The House passed a bill last week to hike the federal minimum wage to $15 per hour. The Democratic-held chamber passed the plan in a 231-199 vote. Six Democrats opposed it; three Republicans supported it.
The measure would gradually hike the U.S. pay floor to $15 by 2025, then index further hikes to median wage growth. It would also phase out lower minimum wage paid to tipped workers.
House Democrats view the legislation as a core piece of their agenda to boost pay and economic growth. As President Donald Trump runs for reelection in 2020, the party argues strong economic growth and a roaring stock market have not done enough to lift the workers who most need relief.
Congress last raised the federal minimum wage to $7.25 per hour about a decade ago. Now, 29 states and Washington, D.C., have higher pay floors than the U.S., while seven states have approved $15 per hour minimum wages.

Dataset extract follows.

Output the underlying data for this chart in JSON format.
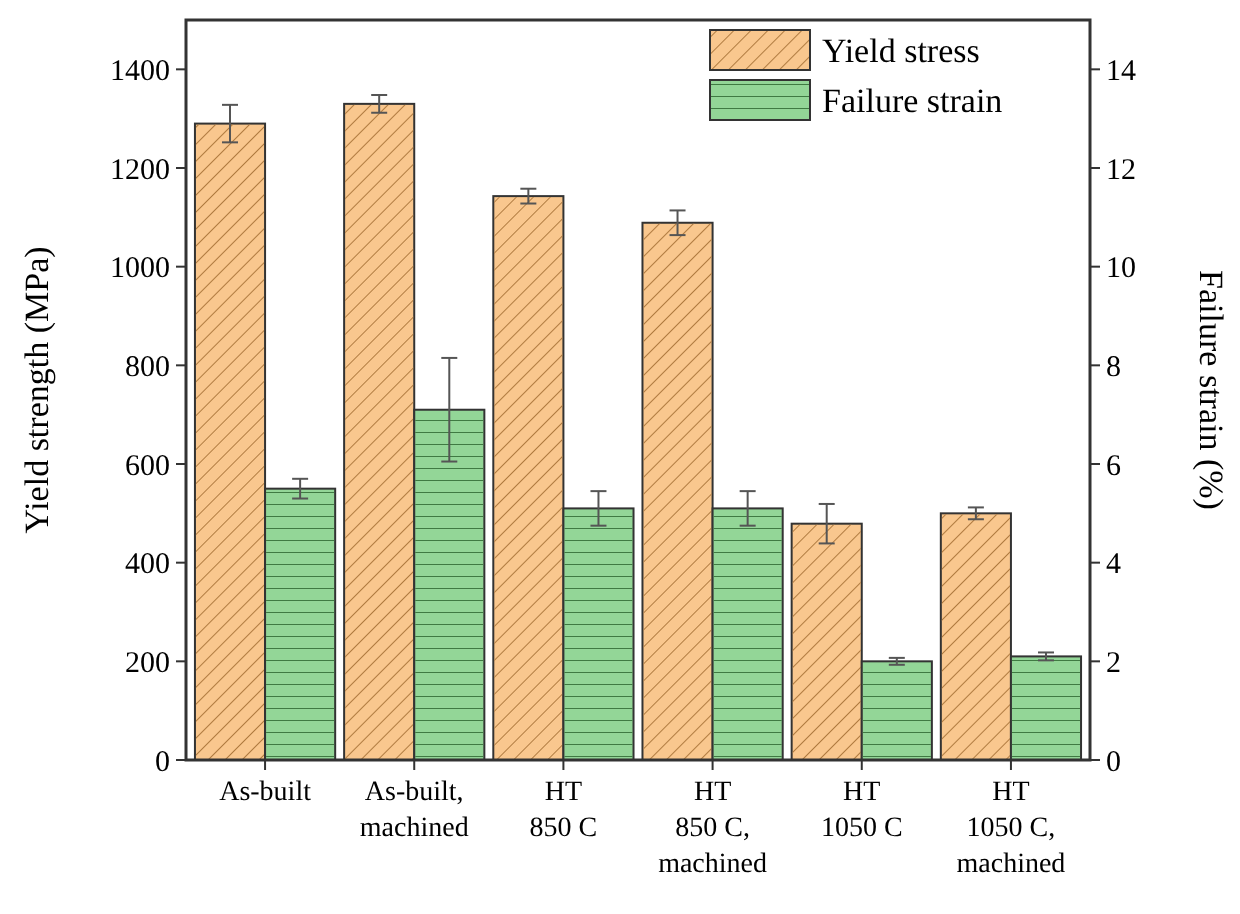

The bill has little chance of becoming law before next November’s election. Senate Majority Leader Mitch McConnell has no plans to bring the legislation up in his chamber. He told Fox Business Network that it would “depress the economy at a time of economic boom,” adding, “we’re not going to be doing that in the Senate.”
The White House also warned this week that Trump would veto the measure if it came to his desk.
In a statement, National Federation of Independent Business President and CEO Juanita Duggan called the bill a “devastating blow to small business.”